You can still use world scale (which should be better otherwise samples in the distance will be much larger than those close to the camera). But don’t set it to 0.01 if you work in mm… You don’t want samples to be 1/100th of a mm small :slight_smile: Also here, breaking up in scenes would be better so you can use smaller samples in your interior vs exterior.

Thanks flipside! I’m having a play around now.

Do you use Lightcache for all animations now? I’m wondering if I should go “all the way” as it were, for both internakl and external? :?

I used it for an interior scene, but it was a pretty easy scene. I don’t know if it will make much of a difference in exteriors (because there isn’t much secondary bounces anyways). But for interiors it is definatly way faster.

Another thing: the tutorial mentions:
“Make sure that the timeline animation range matches the range which you want to render”

How do I do this? Basically, I have quite a few cameras of varying lengths from 0 to 90 seconds. If I am looking at one specific camera with a range from 20 to 30 seconds, how do I achieve this? Is it just by setting Time Output/Range in the Render/Common box?

The reason why I am thinking this doesn’t work is because when it builds the LC, I can see elements in the samples from much earlier in the cameras path than I wish to compute. Does this make sense?

The LC animation mode should only be used for 1 camera I think.

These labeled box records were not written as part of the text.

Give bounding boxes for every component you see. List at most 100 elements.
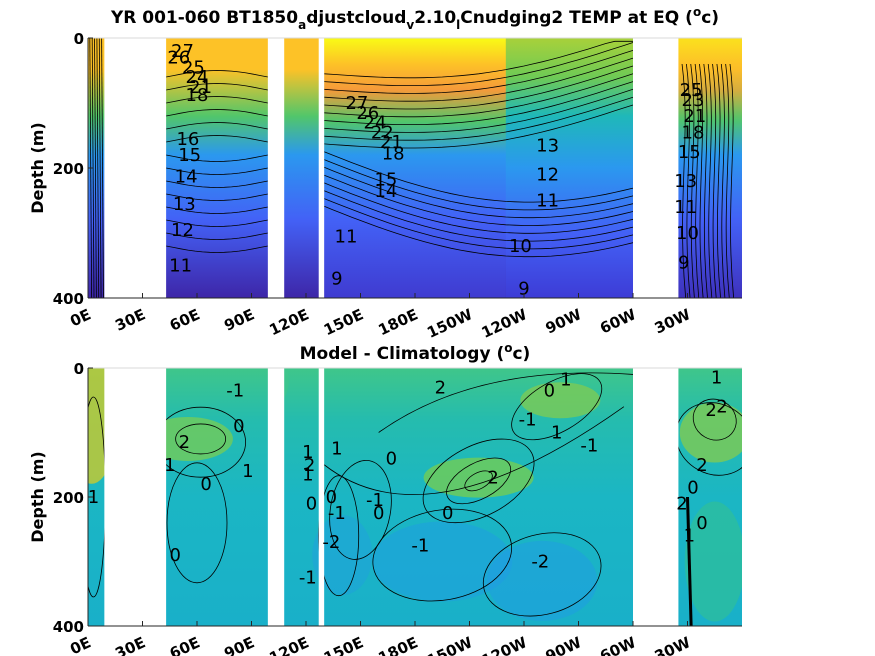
land-gap [267,367,285,627]
anomaly-patch [679,402,742,463]
contour-line [324,151,634,203]
anomaly-patch [372,521,513,602]
contour-line [690,63,695,298]
contour-label: 14 [175,166,198,187]
contour-line [712,63,717,298]
anomaly-patch [684,501,742,622]
contour-label: 11 [335,226,358,247]
contour-line [707,63,713,298]
contour-label: 2 [696,455,707,476]
contour-label: 27 [171,41,194,62]
contour-line [166,232,268,240]
contour-label: -1 [226,381,244,402]
contour-label: 9 [678,252,689,273]
contour-line [422,438,535,524]
contour-line [101,38,104,298]
contour-line [166,193,268,201]
contour-line [324,88,634,133]
contour-label: 0 [326,487,337,508]
contour-label: 0 [306,494,317,515]
contour-label: 9 [518,278,529,299]
contour-line [324,65,634,110]
x-tick-label: 90W [543,305,585,337]
contour-label: -1 [366,490,384,511]
temperature-panel: YR 001-060 BT1850adjustcloudv2.10lCnudgi… [28,5,742,342]
land-gap [104,367,167,627]
contour-line [324,81,634,125]
contour-label: 21 [189,77,212,98]
contour-line [318,475,360,597]
contour-line [324,42,634,86]
contour-labels: 2726252421181615141312112726242221181514… [167,41,706,299]
x-tick-label: 60W [597,633,639,656]
contour-line [692,398,737,441]
contour-label: 15 [178,145,201,166]
contour-line [511,373,603,441]
land-gap [633,367,679,627]
x-tick-label: 180E [375,633,420,656]
contour-label: 13 [674,171,697,192]
contour-label: 0 [169,545,180,566]
contour-line [98,38,102,298]
contour-line [725,63,730,298]
x-tick-label: 30E [112,633,148,656]
contour-label: 2 [487,468,498,489]
y-tick-label: 200 [53,489,84,507]
contour-label: 25 [182,57,205,78]
y-axis-label: Depth (m) [28,451,47,543]
contour-line [166,245,268,253]
contour-line [166,83,268,91]
x-tick-label: 90E [221,633,257,656]
contour-line [482,532,602,617]
contour-label: 23 [682,90,705,111]
contour-line [686,496,693,626]
contour-label: 2 [179,432,190,453]
contour-label: 11 [536,191,559,212]
contour-line [166,167,268,175]
x-tick-label: 0E [67,633,93,656]
contour-label: 10 [509,236,532,257]
x-tick-label: 180E [375,305,420,339]
contour-label: -1 [299,568,317,589]
contour-label: 2 [705,400,716,421]
contour-label: 18 [382,144,405,165]
contour-line [329,459,392,560]
land-gap [318,367,325,627]
contour-label: 9 [331,269,342,290]
contour-label: 21 [683,106,706,127]
contour-line [324,40,633,79]
land-gap [104,37,167,299]
contour-label: 24 [364,113,387,134]
contour-line [694,63,700,298]
land-gap [318,37,325,299]
contour-label: 2 [304,455,315,476]
x-tick-label: 60W [597,305,639,337]
x-tick-label: 120W [479,633,530,656]
contour-line [324,104,634,149]
contour-label: 0 [200,474,211,495]
contour-label: 1 [88,487,99,508]
x-tick-label: 0E [67,305,93,330]
contour-line [166,122,268,130]
anomaly-patch [423,457,534,498]
contour-label: 24 [186,67,209,88]
contour-label: -1 [580,435,598,456]
contour-label: 26 [167,48,190,69]
x-tick-label: 90W [543,633,585,656]
x-tick-label: 120W [479,305,530,342]
land-mask [104,37,679,299]
x-tick-label: 150W [424,305,475,342]
chart-title: Model - Climatology (oc) [300,341,531,364]
contour-label: 26 [356,103,379,124]
contour-line [372,508,513,602]
contour-label: 16 [176,129,199,150]
contour-label: 21 [380,132,403,153]
x-tick-label: 30W [652,305,694,337]
contour-label: 1 [331,439,342,460]
y-tick-label: 0 [74,360,84,378]
contour-line [96,38,100,298]
contour-line [686,63,691,298]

If cam one moves from frame 300 to 1200, set the visible part of the timeline from 300-1200 and render the LC for that cam. Do the same for the other cams and save them all to different files so you can load the appropriate one when you will do the IR map pass for each cam.

I guess you know how to make a certain range visible? Just press the time configuration button next to the frame number field and set start and end time.

That was the bit I couldn’t work out! Cheers flipside.